The most obvious, of course, is to not use an architect at all and rely on a builder to carry out your own ideas. This may be perfectly acceptable as long as there are no tricky structural or design problems. Conservatory firms, for instance, rarely use architects for standard jobs. If you have limited space at the rear of your house and so can only really fit a rectangular box extension of a certain size, then it's perhaps overkill to employ an architect.
There are extension projects, other than conservatories, that can be done by 'turn-key' companies that don’t use architects either, loft conversions being a case in point. Although any decent builder should be able to do a loft conversion, an established company that has specialised in doing them over a significant period will have a wealth of experience. As it's the only thing they do, they will have the ideas and skills to be able to deal with most of the complications your loft could present, and will have a set of designs that can be used to fit.

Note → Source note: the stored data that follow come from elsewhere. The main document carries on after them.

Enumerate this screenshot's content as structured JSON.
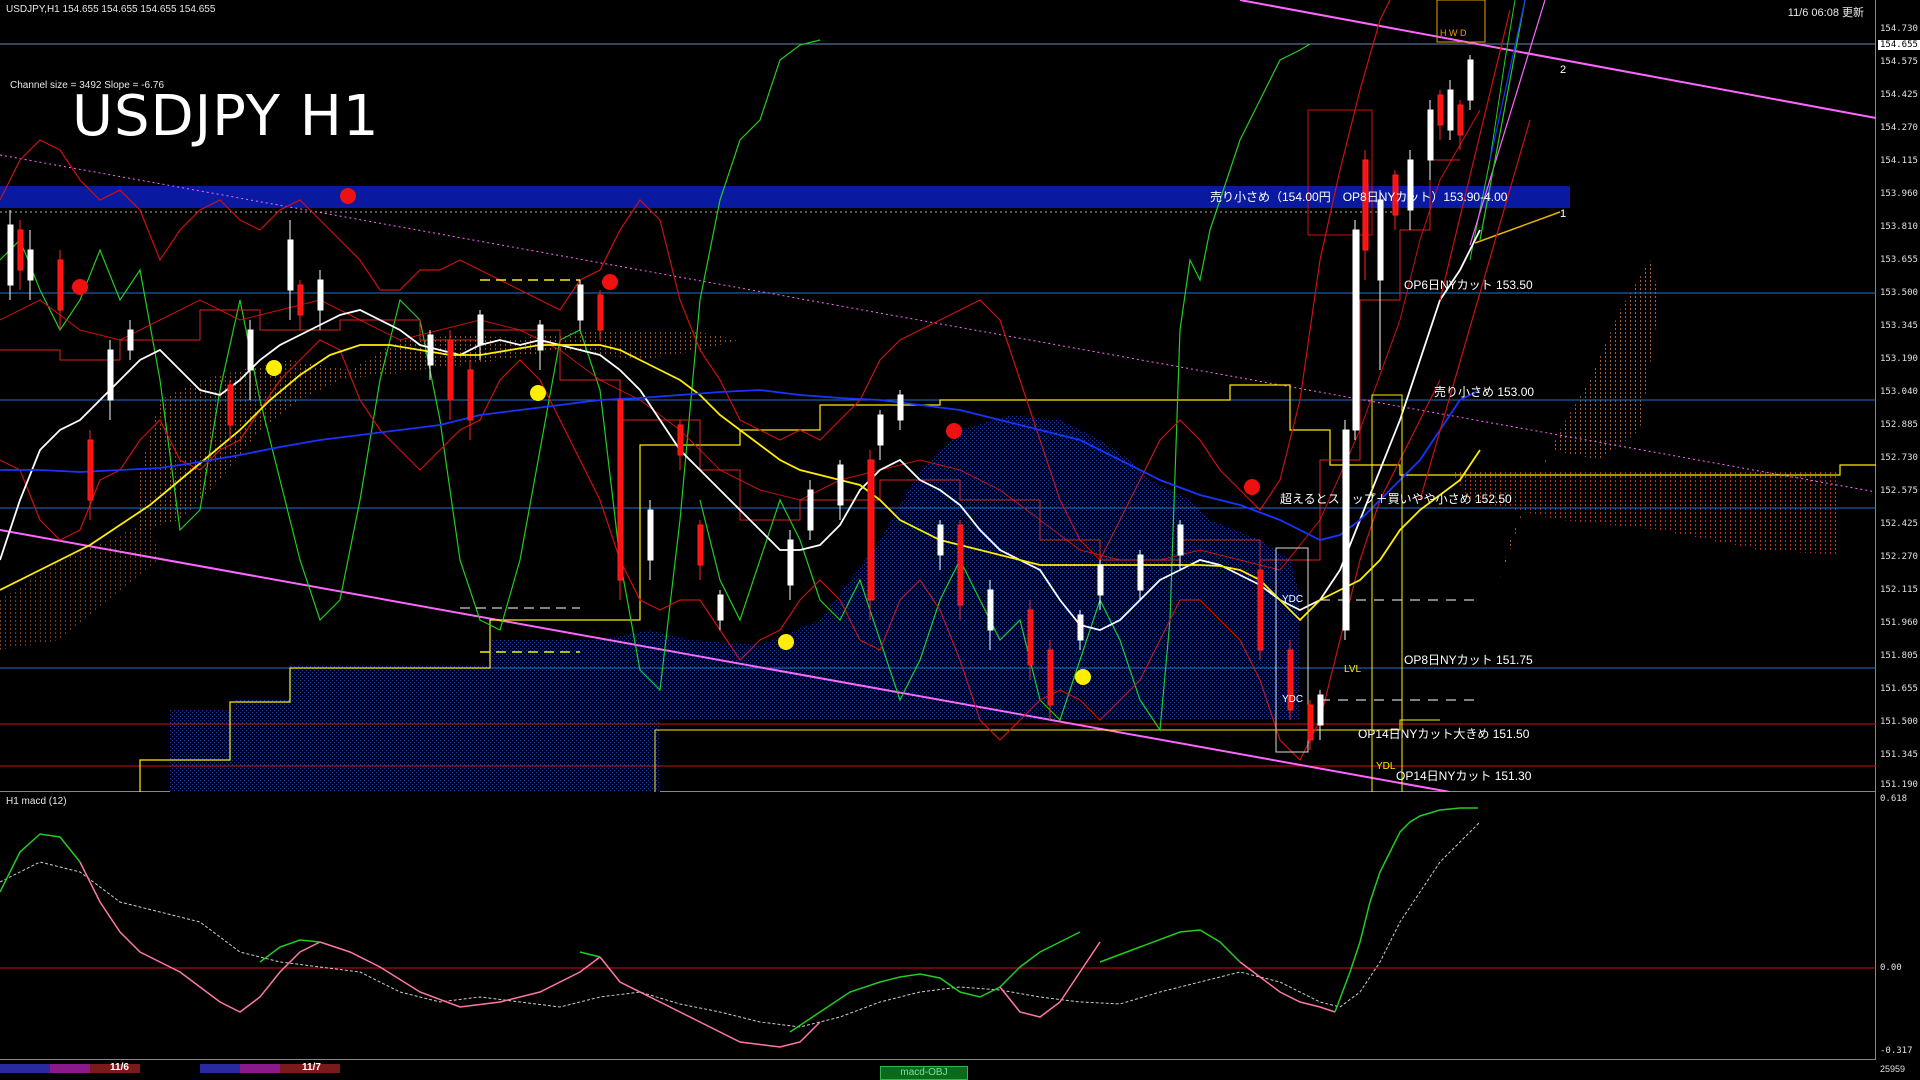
{
  "header": {
    "symbol_info": "USDJPY,H1  154.655 154.655 154.655 154.655",
    "timestamp": "11/6 06:08 更新"
  },
  "channel_info": "Channel size = 3492 Slope = -6.76",
  "title": "USDJPY H1",
  "current_price": "154.655",
  "price_axis": [
    "154.730",
    "154.575",
    "154.425",
    "154.270",
    "154.115",
    "153.960",
    "153.810",
    "153.655",
    "153.500",
    "153.345",
    "153.190",
    "153.040",
    "152.885",
    "152.730",
    "152.575",
    "152.425",
    "152.270",
    "152.115",
    "151.960",
    "151.805",
    "151.655",
    "151.500",
    "151.345",
    "151.190"
  ],
  "annotations": {
    "sell_band": "売り小さめ（154.00円　OP8日NYカット）153.90-4.00",
    "op6": "OP6日NYカット 153.50",
    "sell_small": "売り小さめ 153.00",
    "stop_buy": "超えるとストップ＋買いやや小さめ 152.50",
    "op8": "OP8日NYカット 151.75",
    "op14_big": "OP14日NYカット大きめ 151.50",
    "op14": "OP14日NYカット 151.30",
    "ydc_top": "YDC",
    "ydc_low": "YDC",
    "lvl": "LVL",
    "ydl": "YDL",
    "mark1": "1",
    "mark2": "2",
    "hwd": "H W D"
  },
  "subwindow": {
    "title": "H1  macd (12)",
    "axis_top": "0.618",
    "axis_zero": "0.00",
    "axis_bottom": "-0.317"
  },
  "time_axis": {
    "date1": "11/6",
    "date2": "11/7",
    "tab_label": "macd-OBJ",
    "bottom_value": "25959"
  },
  "colors": {
    "background": "#000000",
    "sell_band": "#0a1aa0",
    "bull_candle": "#ffffff",
    "bear_candle": "#ff0000",
    "ma_short": "#ffffff",
    "ma_mid": "#ffff00",
    "ma_long": "#0022ff",
    "channel": "#ff66ff",
    "macd_main": "#22cc22",
    "macd_neg": "#ff77aa"
  }
}
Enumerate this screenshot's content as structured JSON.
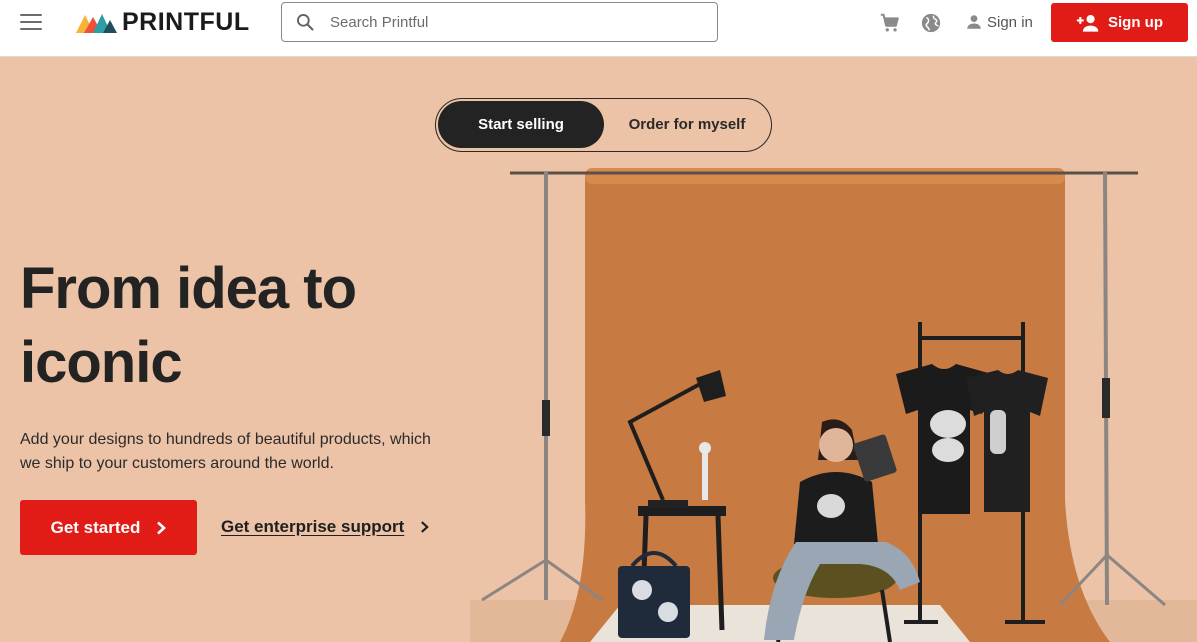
{
  "header": {
    "brand": "PRINTFUL",
    "search_placeholder": "Search Printful",
    "signin_label": "Sign in",
    "signup_label": "Sign up"
  },
  "toggle": {
    "active_label": "Start selling",
    "inactive_label": "Order for myself"
  },
  "hero": {
    "title_line1": "From idea to",
    "title_line2": "iconic",
    "subtitle": "Add your designs to hundreds of beautiful products, which we ship to your customers around the world.",
    "primary_cta": "Get started",
    "secondary_cta": "Get enterprise support"
  },
  "colors": {
    "brand_red": "#e11b15",
    "hero_bg": "#ecc3a7",
    "backdrop": "#c77a42",
    "dark": "#232323"
  },
  "icons": [
    "menu-icon",
    "search-icon",
    "cart-icon",
    "globe-icon",
    "person-icon",
    "person-add-icon",
    "chevron-right-icon"
  ]
}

Planning SolutionsThe need for plans to submit to local planning authorities for building control purposes concerns many people, and often builders won’t come round to discuss projects and quote unless you have plans, presumably because they want to know that you're serious. But for a simple extension, as long as you understand the basics of technical drawing and the different views, plans, elevations and the like, amateur drawings on graph paper should be enough to satisfy building control and builders.
Alternatives in the Building Profession
If the edge of your house has awkward corners, there are different levels of ground to deal with, or other issues that make a straightforward box-like extension impossible, then a structural engineer might be a good person to talk to. Normally they work on larger buildings or civil engineering project such as bridge construction and tunnels, but you may be able to find one locally who would be happy to do a domestic job as a break, particularly if they are often travelling to various large construction sites all around the country, or even the world.
If you feel you need the skills of an architect, particularly for the plans at the beginning, then you may be able to save money by employing an architectural technician. They provide solutions and draw them up, usually for architects or other building professionals, but there is nothing to stop them doing this directly for clients, and they may be able to deliver all that you need, particularly if you already have your own strong ideas about the overall design and structure.
This whole area needs careful thought. By not using an architect, you are saving money, but if things go wrong it will be down to you to sort them out, with no-one to call on for help. This is not a warning as such but it does need pointing out and as long as you are comfortable with that, then there's nothing to stop you going ahead.